Scientific and Pseudo-scientific Wonders
I've been rereading Sagan's The Demon-Haunted World: Science as a Candle in the Dark in which he advocates for science as a tool against pseudo-science and charlatanry. Ok, that's a fairly big theme in a lot of his works and among most scientists and science educators. This one is specifically about debunking bogus claims like astrology, the Loch Ness, monster, ghosts, etc in general through a systematic process we call science. People are attracted to these things for sake of wonder or marvel; a sort of grandiose religious experience they get from believing these mystical things to be true. The irony, that Sagan and others like Neil deGrasse Tyson often mention, is that while the evidence for the above is so weak or outright dismissive, the actual universe (that is, evidence backed by repeated tests, performed by multiple people, identifying and removing bias, etc) has a lot of examples of things that are much more fascinating and mind blowing. And it's in almost every field of science: the structure of DNA, properties of bacteriophages, big bang theory, black holes, quasars, the relation between mass and energy, plate tectonics as a grand theory used as a basis for both earthquakes and volcanoes, the lifetime of the Earth. There are also plenty of topics where we are clearly missing some key piece (although you don't use pseudo-science to try to fill it), like the incompatibility of general relativity and quantum theory, if that kind of mystery is your thing.
But I think they miss something when they talk about people who gobble up tabloids about aliens or stories about demons, and yet deny concepts for which there is plenty of data, as silly or a coverup. The real stuff is obviously harder to fully grok since it can be incredibly complex and require some advanced math skills to understand. But more than that, I think there's a big psychological component that has more to do with identity and power. Science is mostly open, but this very openness might make it feel like a privileged social structure to those with a poor science education. They feel turned off to learning real things because it's hard and people are going to know more than them anyway. So here's some bogus conspiracy theory about crop circles that offers secret information, that lets them feel like a part of some special club while giving them a sense of wonder about the universe. It gives them identity as a member of a privileged class of knowledge wielders.

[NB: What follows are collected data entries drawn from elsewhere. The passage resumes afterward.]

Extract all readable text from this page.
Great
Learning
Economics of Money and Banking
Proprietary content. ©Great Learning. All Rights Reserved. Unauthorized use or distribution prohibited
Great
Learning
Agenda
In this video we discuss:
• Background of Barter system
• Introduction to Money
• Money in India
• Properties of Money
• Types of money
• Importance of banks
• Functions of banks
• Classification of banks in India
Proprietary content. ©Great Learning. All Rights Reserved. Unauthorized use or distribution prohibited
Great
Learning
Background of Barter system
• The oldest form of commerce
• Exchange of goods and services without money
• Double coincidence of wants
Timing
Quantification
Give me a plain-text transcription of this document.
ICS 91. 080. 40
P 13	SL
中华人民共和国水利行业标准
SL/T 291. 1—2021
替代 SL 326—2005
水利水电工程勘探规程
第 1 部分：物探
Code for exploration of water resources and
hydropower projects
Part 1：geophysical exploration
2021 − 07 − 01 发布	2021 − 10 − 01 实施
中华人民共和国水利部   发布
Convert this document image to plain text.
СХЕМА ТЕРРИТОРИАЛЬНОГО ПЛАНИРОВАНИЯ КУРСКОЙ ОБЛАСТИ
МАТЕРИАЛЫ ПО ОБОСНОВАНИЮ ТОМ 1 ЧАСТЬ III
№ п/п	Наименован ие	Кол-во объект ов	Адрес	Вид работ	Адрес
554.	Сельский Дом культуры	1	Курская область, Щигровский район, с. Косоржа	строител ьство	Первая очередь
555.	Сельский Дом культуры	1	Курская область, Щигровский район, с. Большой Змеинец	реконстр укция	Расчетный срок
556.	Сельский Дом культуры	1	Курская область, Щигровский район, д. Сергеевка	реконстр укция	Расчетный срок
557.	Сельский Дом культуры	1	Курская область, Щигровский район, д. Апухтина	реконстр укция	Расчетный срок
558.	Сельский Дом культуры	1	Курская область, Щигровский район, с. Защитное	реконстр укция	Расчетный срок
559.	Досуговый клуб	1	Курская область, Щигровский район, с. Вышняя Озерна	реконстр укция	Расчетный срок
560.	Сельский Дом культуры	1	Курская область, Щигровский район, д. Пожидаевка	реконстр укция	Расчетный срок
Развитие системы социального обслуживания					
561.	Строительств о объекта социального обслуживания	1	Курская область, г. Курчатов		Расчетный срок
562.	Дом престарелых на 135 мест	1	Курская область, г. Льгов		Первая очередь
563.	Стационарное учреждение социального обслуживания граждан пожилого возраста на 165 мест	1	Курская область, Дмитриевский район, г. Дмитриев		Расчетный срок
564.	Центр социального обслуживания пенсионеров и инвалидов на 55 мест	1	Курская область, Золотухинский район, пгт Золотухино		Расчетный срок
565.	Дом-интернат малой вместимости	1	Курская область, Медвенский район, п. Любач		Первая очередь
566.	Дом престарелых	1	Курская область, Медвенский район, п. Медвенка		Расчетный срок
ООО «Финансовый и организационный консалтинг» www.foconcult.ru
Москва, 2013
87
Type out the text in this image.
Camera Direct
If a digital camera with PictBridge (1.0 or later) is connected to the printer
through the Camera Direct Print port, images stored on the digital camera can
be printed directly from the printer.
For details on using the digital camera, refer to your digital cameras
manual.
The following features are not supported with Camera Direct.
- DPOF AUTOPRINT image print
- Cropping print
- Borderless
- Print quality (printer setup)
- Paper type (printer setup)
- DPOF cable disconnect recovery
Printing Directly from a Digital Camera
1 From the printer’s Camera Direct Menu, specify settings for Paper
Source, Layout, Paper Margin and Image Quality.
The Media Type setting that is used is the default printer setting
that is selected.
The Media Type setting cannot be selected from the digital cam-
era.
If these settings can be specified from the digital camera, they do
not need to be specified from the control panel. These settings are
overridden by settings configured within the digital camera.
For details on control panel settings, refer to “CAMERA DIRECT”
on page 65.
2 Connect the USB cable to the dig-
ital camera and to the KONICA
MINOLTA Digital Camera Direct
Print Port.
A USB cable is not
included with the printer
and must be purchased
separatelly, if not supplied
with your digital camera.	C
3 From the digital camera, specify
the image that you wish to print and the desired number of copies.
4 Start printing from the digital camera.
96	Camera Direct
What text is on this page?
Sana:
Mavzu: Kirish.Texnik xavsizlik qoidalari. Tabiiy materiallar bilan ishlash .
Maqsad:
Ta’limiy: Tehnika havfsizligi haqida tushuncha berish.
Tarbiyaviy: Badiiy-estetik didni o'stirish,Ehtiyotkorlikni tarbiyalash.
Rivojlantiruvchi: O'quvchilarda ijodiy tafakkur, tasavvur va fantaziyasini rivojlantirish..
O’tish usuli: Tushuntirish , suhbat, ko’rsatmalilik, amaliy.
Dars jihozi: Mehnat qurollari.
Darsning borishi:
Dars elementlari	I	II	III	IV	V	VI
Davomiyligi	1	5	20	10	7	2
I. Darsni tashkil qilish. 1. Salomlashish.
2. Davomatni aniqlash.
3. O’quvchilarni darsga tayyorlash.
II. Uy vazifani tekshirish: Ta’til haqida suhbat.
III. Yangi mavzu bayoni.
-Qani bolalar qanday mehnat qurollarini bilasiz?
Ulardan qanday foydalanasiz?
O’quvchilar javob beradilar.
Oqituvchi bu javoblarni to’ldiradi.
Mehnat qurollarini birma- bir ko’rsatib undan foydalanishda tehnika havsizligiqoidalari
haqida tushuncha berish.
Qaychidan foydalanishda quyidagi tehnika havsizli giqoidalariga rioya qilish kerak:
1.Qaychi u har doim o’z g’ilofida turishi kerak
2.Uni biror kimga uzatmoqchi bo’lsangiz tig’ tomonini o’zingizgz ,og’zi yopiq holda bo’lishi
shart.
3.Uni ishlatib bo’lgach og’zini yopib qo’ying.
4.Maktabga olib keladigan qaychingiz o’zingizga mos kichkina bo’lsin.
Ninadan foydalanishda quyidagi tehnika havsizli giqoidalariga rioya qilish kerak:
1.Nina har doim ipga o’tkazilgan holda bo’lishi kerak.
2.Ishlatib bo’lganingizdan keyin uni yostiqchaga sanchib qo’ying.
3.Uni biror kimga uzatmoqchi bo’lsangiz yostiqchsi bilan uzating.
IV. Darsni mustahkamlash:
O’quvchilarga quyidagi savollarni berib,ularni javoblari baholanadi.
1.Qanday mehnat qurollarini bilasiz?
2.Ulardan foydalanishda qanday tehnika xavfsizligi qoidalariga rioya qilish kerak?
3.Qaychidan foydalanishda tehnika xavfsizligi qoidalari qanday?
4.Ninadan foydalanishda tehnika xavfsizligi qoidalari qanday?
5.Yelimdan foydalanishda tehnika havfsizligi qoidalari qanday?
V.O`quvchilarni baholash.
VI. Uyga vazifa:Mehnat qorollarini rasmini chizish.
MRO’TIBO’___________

Of course, it's all completely false, and the idea of science merely being a privileged social structure to be undermined by the common man is ludicrous. The obvious, practical solution here is better science education that continues to let everyone share in its "arcane" knowledge (which Tyson and Sagan work on frequently). But I do wonder, if we can put aside the ethics for the sake of argument, if you could sort of trick some of these people who are highly susceptible to pseudo-science into embracing actual science by framing it differently for them. For instance, a sort of layman's version of DNA and evolution marketed under the title "Secrets of Life Revealed" or something.